Video games were the thing me and my father bonded over. We spent a good portion of my childhood working together to beat Super Mario Bros. My dad made video games a game of discovery. We didn’t just sit quietly beating levels. We were up yelling, congratulating, debating. We were solving puzzles together. One of the highlights of my childhood is the surprise and awe me and my father felt when we found the star world levels. It was sooooooo awesome! He had many other games. Paper Boy, The Simpsons, Mortal Combat, Ultra man. We played them all but nothing was like the time we spent on Super Mario Bros.
Then I saw the Nintendo 64 in a Toys R Us ad. I had to have it. See the Super Nintendo had been great, but it was my fathers. The 64, that was going to be mine. New puzzles, new discoveries, and in 3D! On my 12th birthday, my mom and dad took me and my sister to Kmart. They walked me over to the electronics section and asked me what I wanted. I pointed to the game system, sure that they would say no. I think they must have been planning to get it for me because they said yes AND they let me pick a game to get in addition to the Super Mario 64 that came with the system. I chose GoldenEye 007.

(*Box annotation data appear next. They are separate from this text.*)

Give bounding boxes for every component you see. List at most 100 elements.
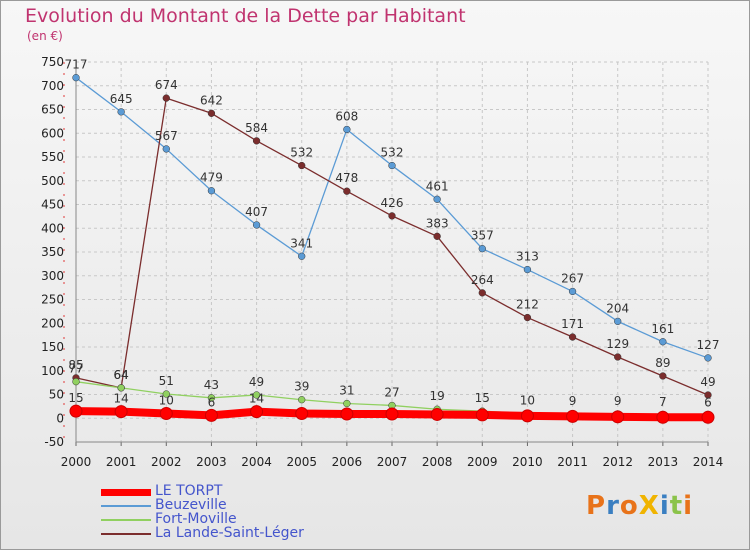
data-label: 313: [516, 250, 539, 264]
y-tick-label: -50: [44, 435, 64, 449]
x-tick-label: 2001: [106, 455, 137, 469]
data-label: 14: [114, 392, 129, 406]
y-tick-label: 400: [41, 221, 64, 235]
y-tick-label: 500: [41, 174, 64, 188]
y-tick-label: 250: [41, 293, 64, 307]
data-point: [162, 94, 170, 102]
data-label: 9: [614, 394, 622, 408]
logo-letter: P: [586, 491, 607, 521]
x-tick-label: 2003: [196, 455, 227, 469]
data-label: 77: [68, 362, 83, 376]
y-tick-label: 50: [49, 388, 64, 402]
data-label: 85: [68, 358, 83, 372]
data-label: 6: [208, 395, 216, 409]
y-tick-label: 750: [41, 55, 64, 69]
data-label: 461: [426, 179, 449, 193]
data-point: [340, 407, 354, 421]
data-label: 357: [471, 229, 494, 243]
data-point: [343, 399, 351, 408]
data-label: 264: [471, 273, 494, 287]
x-tick-label: 2009: [467, 455, 498, 469]
y-tick-label: 100: [41, 364, 64, 378]
data-point: [298, 252, 306, 260]
data-label: 27: [384, 385, 399, 399]
data-point: [568, 287, 577, 296]
data-label: 608: [335, 109, 358, 123]
data-label: 204: [606, 301, 629, 315]
legend-label: Beuzeville: [155, 497, 227, 513]
data-point: [252, 221, 261, 229]
unit-label: (en €): [27, 29, 63, 43]
data-point: [298, 161, 306, 170]
data-label: 674: [155, 78, 178, 92]
legend-label: La Lande-Saint-Léger: [155, 525, 304, 541]
legend-swatch-la-lande-saint-leger: [101, 533, 151, 535]
data-point: [614, 353, 622, 361]
x-tick-label: 2004: [241, 455, 272, 469]
data-point: [72, 74, 80, 82]
data-point: [117, 108, 125, 116]
data-label: 64: [114, 368, 129, 382]
data-point: [162, 390, 170, 398]
legend-swatch-fort-moville: [101, 519, 151, 521]
grid-lines: [63, 61, 709, 446]
data-point: [298, 396, 306, 404]
x-tick-label: 2008: [422, 455, 453, 469]
data-label: 6: [704, 395, 712, 409]
y-tick-label: 650: [41, 103, 64, 117]
data-point: [568, 333, 577, 341]
data-point: [343, 125, 351, 134]
logo-letter: r: [606, 491, 620, 521]
data-point: [72, 378, 80, 386]
series-points: [69, 74, 715, 424]
data-label: 532: [381, 146, 404, 160]
x-tick-label: 2002: [151, 455, 182, 469]
data-label: 15: [68, 391, 83, 405]
x-tick-label: 2014: [693, 455, 724, 469]
data-label: 161: [651, 322, 674, 336]
data-label: 15: [475, 391, 490, 405]
data-point: [433, 232, 441, 240]
data-label: 7: [659, 395, 667, 409]
data-label: 89: [655, 356, 670, 370]
data-label: 171: [561, 317, 584, 331]
proxiti-logo: ProXiti: [586, 491, 693, 521]
data-label: 19: [430, 389, 445, 403]
data-point: [250, 405, 264, 419]
data-label: 341: [290, 236, 313, 250]
data-point: [252, 137, 261, 145]
data-point: [204, 408, 218, 422]
data-label: 129: [606, 337, 629, 351]
data-label: 478: [335, 171, 358, 185]
x-tick-label: 2010: [512, 455, 543, 469]
data-point: [159, 407, 173, 420]
x-tick-label: 2006: [332, 455, 363, 469]
y-tick-label: 450: [41, 198, 64, 212]
data-point: [430, 407, 444, 421]
x-tick-label: 2000: [61, 455, 92, 469]
data-point: [478, 289, 486, 297]
data-label: 532: [290, 146, 313, 160]
data-label: 64: [114, 368, 129, 382]
data-point: [388, 212, 396, 220]
data-point: [475, 408, 489, 422]
x-tick-label: 2007: [377, 455, 408, 469]
data-labels: 717 645 567 479 407 341 608 532 461 357 313 267 204 1…: [65, 58, 720, 410]
data-point: [656, 410, 670, 424]
data-label: 14: [249, 392, 264, 406]
data-point: [207, 394, 216, 402]
legend-label: LE TORPT: [155, 483, 223, 499]
data-point: [207, 109, 216, 117]
data-label: 49: [700, 375, 715, 389]
data-label: 39: [294, 380, 309, 394]
data-label: 43: [204, 378, 219, 392]
data-label: 717: [65, 58, 88, 72]
logo-letter: i: [683, 491, 694, 521]
data-label: 383: [426, 216, 449, 230]
data-point: [614, 317, 622, 326]
legend-swatch-beuzeville: [101, 505, 151, 507]
data-point: [659, 338, 667, 346]
y-tick-label: 700: [41, 79, 64, 93]
y-tick-label: 150: [41, 340, 64, 354]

I fell in love with that game system. It was so much fun. Super Mario 64 was familiar but at the same time, so different. The 3D world was visually stunning and there were many more secrets and puzzles to solve. My dad never did get into it the way I did. I think it had a lot to do with the controller. The thing looked confusing but for me it was easy to get the hang of quickly. He hated all the buttons and the joystick and he kept trying to hold it wrong. He gave up after awhile and went on loving his Super Nintendo. GoldenEye was like nothing else I’d played before. It took some time to get used to the first person view, but once I did I was hooked. And me and my friends could play four at a time! Soooooo awesome!
Shortly after that I found another reason to love the N64. Something happened that would change my life forever. I picked up The Legend of Zelda: Ocarina of Time. This game was everything to me! I spent countless hours playing it. Talk about puzzles! I actually ended up having to play this game many times over just to find everything everything. Every heart, every side quest, I had to discover it all. The thing about Ocarina of time is that even if you beat it and find everything, you still want to play it again and again.
I grew up and when I moved out I didn’t take the Nintendo 64 with me. I moved out of my mother’s house on bad terms so I just took clothes I needed. I never stopped loving that game system. Through Gamecube, Playstation, Xbox, Wii, they were all fun but nothing was like the N64 for me. So a few years ago I found a very nice see through smoke N64 with matching controller. I had to buy my old favorite Ocarina of Time too. I play it a lot. My younger siblings don’t understand it. To them it looks old. The cartridge game and the crappy graphics, the don’t understand why this game means so much to me.
The N64 was a console, that while it had many problems, it was something new and different and it changed me. I wasn’t mindless while playing those games. I wasn’t escaping, I was discovering things. I was on a quest as Link, saving the princess and everyone in the kingdom. My sibling don’t understand that because they don’t play games like that. Every console to them is just a minor upgrade, every game just a story change from the last.
Of all the technologies that have gone obsolete, the N64 is the one I miss the most. I wish I had asked for more of the games back then. I fear nothing will be like that for me again. everything moves so quickly now, and I’m o with that. I won’t fight it, I will adopt every new technology, and when whenever another technology goes obsolete I will move on, but part of me is a little sad about it. There was a time when things didn’t move so fast and change was a big deal. When changed happened memories were made. Now new technology just means upgrading or signing another contract. Memories aren’t made.
I could be wrong though. Maybe everyone has that thing that changed them and nothing else will ever measure up to that thing. I am getting older and perhaps there is a part of me that is stuck in 1997. Forever that little girl who got her very first video game console, went on a quest, and got to save the princess and everyone in the kingdom.